Human immunodeficiency virus type-1 (HIV-1) antigen was assayed in paired
serum/cerebrospinal fluid (CSF) specimen from 85 adults and 58 children
with acquired immunodeficiency syndrome and was compared with clinical
neurological status. A quantitative comparison of HIV-1 antigen levels in
matched serum and CSF specimens indicated that HIV-1 antigen expression in
these compartments is independent and is correlated with acquired
immunodeficiency syndrome dementia complex in adults and progressive
encephalopathy in children.
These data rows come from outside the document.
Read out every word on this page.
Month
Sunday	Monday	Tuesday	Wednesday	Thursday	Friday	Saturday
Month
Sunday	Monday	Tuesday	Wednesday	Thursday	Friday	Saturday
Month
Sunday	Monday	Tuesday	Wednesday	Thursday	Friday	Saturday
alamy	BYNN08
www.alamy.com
In a longitudinal study (n = 47), 16 patients
tested positive for HIV-1 antigen in the CSF before (n = 2) or coincident
(n = 14) with neurological deterioration. Six patients who tested positive
for HIV-1 antigen in the CSF remained neurologically normal for a median
duration of follow-up of 11 months. Six of 25 patients who tested negative
for HIV-1 antigen in the CSF, subsequently showed neurological
deterioration. These data indicate that HIV-1 antigen expression in the CSF
is not useful in predicting neurological deterioration.